The project is also evaluating the uncertainty introduced by these data synthesis methods and how this uncertainty propagates when the synthetic data is combined with other data and is used in simulations that evolve in space and time.

In addition to making the analysis reproducible and openly available, the project will also ensure that the work is reusable by others by packaging evaluation code into robust, reliable, reusable benchmarking tools. These tools can be used by researchers, practitioners, data holders and other stakeholders to evaluate these data synthesis techniques for their own datasets and application contexts.

The project's open benchmarking tools will be developed such that it is easy for others to add additional data synthesis methods, evaluation datasets and measures for evaluating privacy, utility and uncertainty.

Applications

Sensitive data is critical for research in a range of fields, including healthcare, finance and government. The ability to reliably generate less sensitive synthetic datasets that are still useful in answering research questions of interest would enable this data to be made more widely available and enable a wider community of researchers to engage with these problems.

The project's researchers are working with colleagues developing a triage dashboard for hospital emergency departments to evaluate to what extent synthetic data can be used in place of sensitive patient data in the development of algorithms to support the patient triage process in hospital emergency departments.

They are also collaborating with researchers from University College London Critical Care Health Informatics Collaborative to evaluate whether data synthesis techniques can generate privacy preserving versions of their critical care patient data.

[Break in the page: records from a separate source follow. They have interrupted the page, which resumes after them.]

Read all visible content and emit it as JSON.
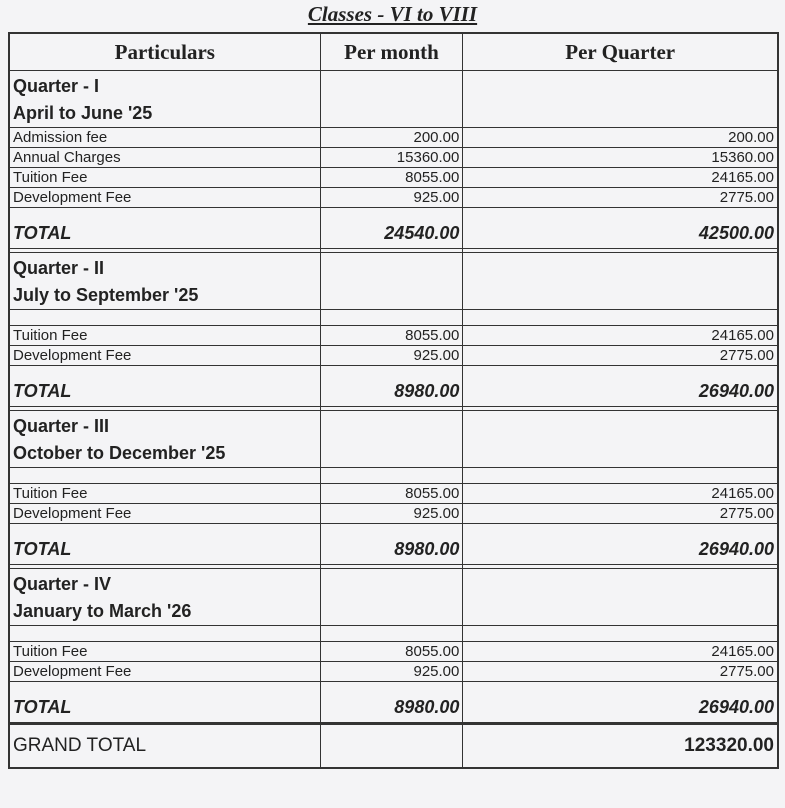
{
  "title": "Classes - VI to VIII",
  "headers": [
    "Particulars",
    "Per month",
    "Per Quarter"
  ],
  "quarters": [
    {
      "name": "Quarter - I",
      "period": "April to June '25",
      "blank_row": false,
      "items": [
        {
          "label": "Admission fee",
          "per_month": "200.00",
          "per_quarter": "200.00"
        },
        {
          "label": "Annual Charges",
          "per_month": "15360.00",
          "per_quarter": "15360.00"
        },
        {
          "label": "Tuition Fee",
          "per_month": "8055.00",
          "per_quarter": "24165.00"
        },
        {
          "label": "Development Fee",
          "per_month": "925.00",
          "per_quarter": "2775.00"
        }
      ],
      "total_label": "TOTAL",
      "total_month": "24540.00",
      "total_quarter": "42500.00"
    },
    {
      "name": "Quarter - II",
      "period": "July to September '25",
      "blank_row": true,
      "items": [
        {
          "label": "Tuition Fee",
          "per_month": "8055.00",
          "per_quarter": "24165.00"
        },
        {
          "label": "Development Fee",
          "per_month": "925.00",
          "per_quarter": "2775.00"
        }
      ],
      "total_label": "TOTAL",
      "total_month": "8980.00",
      "total_quarter": "26940.00"
    },
    {
      "name": "Quarter - III",
      "period": "October to December '25",
      "blank_row": true,
      "items": [
        {
          "label": "Tuition Fee",
          "per_month": "8055.00",
          "per_quarter": "24165.00"
        },
        {
          "label": "Development Fee",
          "per_month": "925.00",
          "per_quarter": "2775.00"
        }
      ],
      "total_label": "TOTAL",
      "total_month": "8980.00",
      "total_quarter": "26940.00"
    },
    {
      "name": "Quarter - IV",
      "period": "January to March '26",
      "blank_row": true,
      "items": [
        {
          "label": "Tuition Fee",
          "per_month": "8055.00",
          "per_quarter": "24165.00"
        },
        {
          "label": "Development Fee",
          "per_month": "925.00",
          "per_quarter": "2775.00"
        }
      ],
      "total_label": "TOTAL",
      "total_month": "8980.00",
      "total_quarter": "26940.00"
    }
  ],
  "grand_total": {
    "label": "GRAND TOTAL",
    "value": "123320.00"
  }
}
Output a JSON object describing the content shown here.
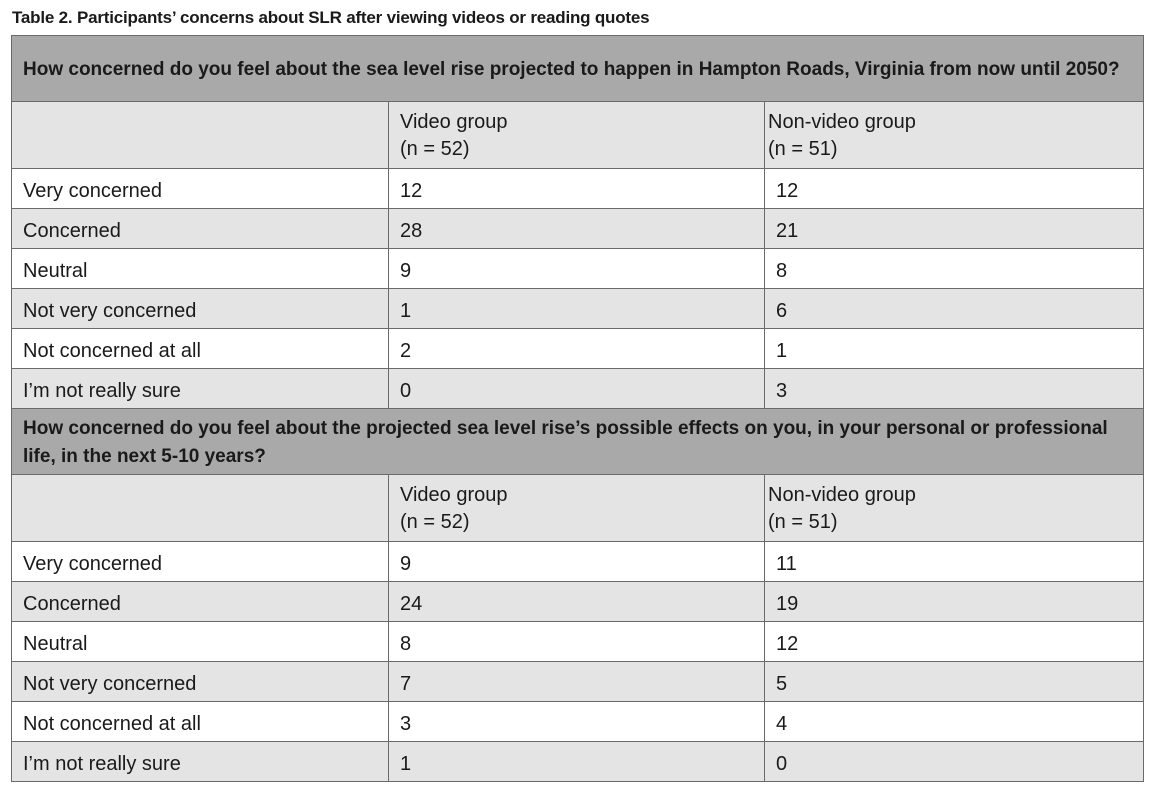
{
  "caption": "Table 2. Participants’ concerns about SLR after viewing videos or reading quotes",
  "sections": [
    {
      "question": "How concerned do you feel about the sea level rise projected to happen in Hampton Roads, Virginia from now until 2050?",
      "groups": [
        {
          "name": "Video group",
          "n": "(n = 52)"
        },
        {
          "name": "Non-video group",
          "n": "(n = 51)"
        }
      ],
      "rows": [
        {
          "label": "Very concerned",
          "video": "12",
          "nonvideo": "12"
        },
        {
          "label": "Concerned",
          "video": "28",
          "nonvideo": "21"
        },
        {
          "label": "Neutral",
          "video": "9",
          "nonvideo": "8"
        },
        {
          "label": "Not very concerned",
          "video": "1",
          "nonvideo": "6"
        },
        {
          "label": "Not concerned at all",
          "video": "2",
          "nonvideo": "1"
        },
        {
          "label": "I’m not really sure",
          "video": "0",
          "nonvideo": "3"
        }
      ]
    },
    {
      "question": "How concerned do you feel about the projected sea level rise’s possible effects on you, in your personal or professional life, in the next 5-10 years?",
      "groups": [
        {
          "name": "Video group",
          "n": "(n = 52)"
        },
        {
          "name": "Non-video group",
          "n": "(n = 51)"
        }
      ],
      "rows": [
        {
          "label": "Very concerned",
          "video": "9",
          "nonvideo": "11"
        },
        {
          "label": "Concerned",
          "video": "24",
          "nonvideo": "19"
        },
        {
          "label": "Neutral",
          "video": "8",
          "nonvideo": "12"
        },
        {
          "label": "Not very concerned",
          "video": "7",
          "nonvideo": "5"
        },
        {
          "label": "Not concerned at all",
          "video": "3",
          "nonvideo": "4"
        },
        {
          "label": "I’m not really sure",
          "video": "1",
          "nonvideo": "0"
        }
      ]
    }
  ]
}
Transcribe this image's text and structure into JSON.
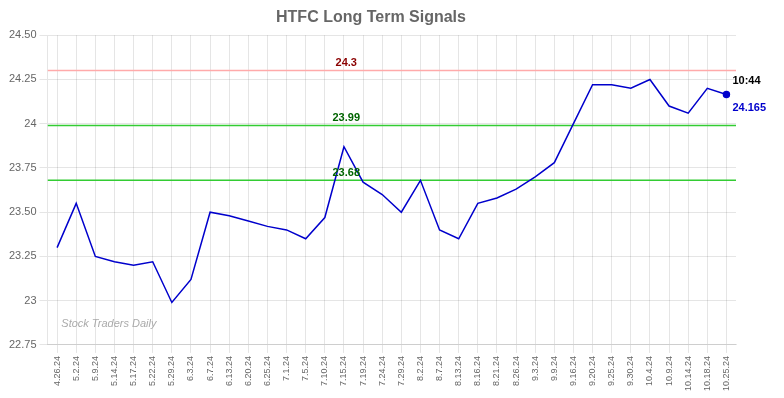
{
  "chart_data": {
    "type": "line",
    "title": "HTFC Long Term Signals",
    "categories": [
      "4.26.24",
      "5.2.24",
      "5.9.24",
      "5.14.24",
      "5.17.24",
      "5.22.24",
      "5.29.24",
      "6.3.24",
      "6.7.24",
      "6.13.24",
      "6.20.24",
      "6.25.24",
      "7.1.24",
      "7.5.24",
      "7.10.24",
      "7.15.24",
      "7.19.24",
      "7.24.24",
      "7.29.24",
      "8.2.24",
      "8.7.24",
      "8.13.24",
      "8.16.24",
      "8.21.24",
      "8.26.24",
      "9.3.24",
      "9.9.24",
      "9.16.24",
      "9.20.24",
      "9.25.24",
      "9.30.24",
      "10.4.24",
      "10.9.24",
      "10.14.24",
      "10.18.24",
      "10.25.24"
    ],
    "values": [
      23.3,
      23.55,
      23.25,
      23.22,
      23.2,
      23.22,
      22.99,
      23.12,
      23.5,
      23.48,
      23.45,
      23.42,
      23.4,
      23.35,
      23.47,
      23.87,
      23.67,
      23.6,
      23.5,
      23.68,
      23.4,
      23.35,
      23.55,
      23.58,
      23.63,
      23.7,
      23.78,
      24.0,
      24.22,
      24.22,
      24.2,
      24.25,
      24.1,
      24.06,
      24.2,
      24.165
    ],
    "color": "#0000cc",
    "ylim": [
      22.75,
      24.5
    ],
    "yticks": [
      22.75,
      23,
      23.25,
      {
        "value": 23.5,
        "label": "23.50"
      },
      23.75,
      24,
      24.25,
      {
        "value": 24.5,
        "label": "24.50"
      }
    ],
    "grid": true,
    "hlines": [
      {
        "value": 24.3,
        "label": "24.3",
        "color": "#ffaaaa",
        "label_color": "darkred"
      },
      {
        "value": 23.99,
        "label": "23.99",
        "color": "#33cc33",
        "label_color": "darkgreen"
      },
      {
        "value": 23.68,
        "label": "23.68",
        "color": "#33cc33",
        "label_color": "darkgreen"
      }
    ],
    "last_point_annotations": [
      {
        "text": "10:44",
        "color": "black",
        "position": "above"
      },
      {
        "text": "24.165",
        "color": "#0000cc",
        "position": "below"
      }
    ],
    "watermark": "Stock Traders Daily"
  }
}
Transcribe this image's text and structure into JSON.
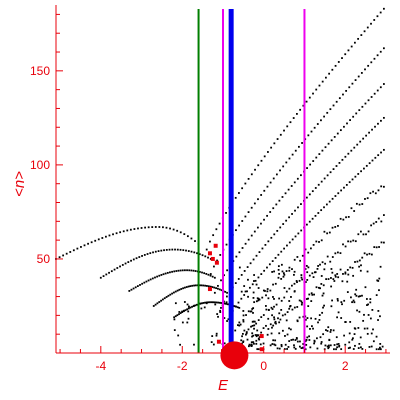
{
  "chart_data": {
    "type": "scatter",
    "title": "",
    "xlabel": "E",
    "ylabel": "<n>",
    "xlim": [
      -5.1,
      3.1
    ],
    "ylim": [
      0,
      185
    ],
    "xticks": [
      -4,
      -2,
      0,
      2
    ],
    "yticks": [
      50,
      100,
      150
    ],
    "grid": false,
    "colors": {
      "axis": "#e8000b",
      "points": "#000000",
      "highlight": "#e8000b",
      "green_line": "#007f00",
      "blue_line": "#0000ee",
      "magenta_line": "#ee00ee"
    },
    "vertical_lines": [
      {
        "x": -1.6,
        "color": "green",
        "width": "thin"
      },
      {
        "x": -1.0,
        "color": "magenta",
        "width": "thin"
      },
      {
        "x": -0.8,
        "color": "blue",
        "width": "thick"
      },
      {
        "x": 1.0,
        "color": "magenta",
        "width": "thin"
      }
    ],
    "branches": [
      {
        "x_start": -5.1,
        "y_start": 50,
        "x_peak": -2.6,
        "y_peak": 67,
        "x_end": -1.6,
        "y_end": 58
      },
      {
        "x_start": -4.0,
        "y_start": 40,
        "x_peak": -2.2,
        "y_peak": 55,
        "x_end": -1.3,
        "y_end": 50
      },
      {
        "x_start": -3.3,
        "y_start": 33,
        "x_peak": -1.9,
        "y_peak": 44,
        "x_end": -1.2,
        "y_end": 40
      },
      {
        "x_start": -2.7,
        "y_start": 25,
        "x_peak": -1.6,
        "y_peak": 36,
        "x_end": -0.9,
        "y_end": 32
      },
      {
        "x_start": -2.2,
        "y_start": 19,
        "x_peak": -1.3,
        "y_peak": 27,
        "x_end": -0.6,
        "y_end": 24
      }
    ],
    "diagonal_series": [
      {
        "x_start": -1.4,
        "y_start": 55,
        "x_end": 2.95,
        "y_end": 183
      },
      {
        "x_start": -1.3,
        "y_start": 42,
        "x_end": 2.95,
        "y_end": 162
      },
      {
        "x_start": -1.2,
        "y_start": 32,
        "x_end": 2.95,
        "y_end": 143
      },
      {
        "x_start": -1.05,
        "y_start": 24,
        "x_end": 2.95,
        "y_end": 125
      },
      {
        "x_start": -0.9,
        "y_start": 17,
        "x_end": 2.95,
        "y_end": 108
      },
      {
        "x_start": -0.7,
        "y_start": 12,
        "x_end": 2.95,
        "y_end": 90
      },
      {
        "x_start": -0.5,
        "y_start": 8,
        "x_end": 2.95,
        "y_end": 72
      },
      {
        "x_start": -0.3,
        "y_start": 5,
        "x_end": 2.95,
        "y_end": 58
      }
    ],
    "red_points": [
      {
        "x": -1.18,
        "y": 57
      },
      {
        "x": -1.32,
        "y": 53
      },
      {
        "x": -1.25,
        "y": 50
      },
      {
        "x": -1.15,
        "y": 48
      },
      {
        "x": -1.32,
        "y": 34
      },
      {
        "x": -1.1,
        "y": 6
      },
      {
        "x": -0.05,
        "y": 9
      },
      {
        "x": -0.05,
        "y": 2
      },
      {
        "x": -1.0,
        "y": 1
      }
    ],
    "red_large_point": {
      "x": -0.72,
      "y": 3
    }
  }
}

In many cases, researchers are already working with datasets that have been de-identified or otherwise altered to preserve the privacy of the individuals to which the data pertains, often resulting in a reduction in the resolution of the data with respect to various properties (e.g. location, age, timing). In these cases, data synthesis techniques are often used to recreate the detail that is lost in the de-identification process and understanding the uncertainty these techniques introduce is important when interpreting the data and simulations that rely on it.

The researchers are also working with colleagues on the Turing's SPENSER project, who are using synthetic data generation techniques to generate more fine-grained regional and local census datasets from national level microdata samples. They are helping them evaluate additional data synthesis techniques that support dynamic population models and to understand how the uncertainty introduced by these synthesis techniques propagates through their simulations as they evolve in space and time.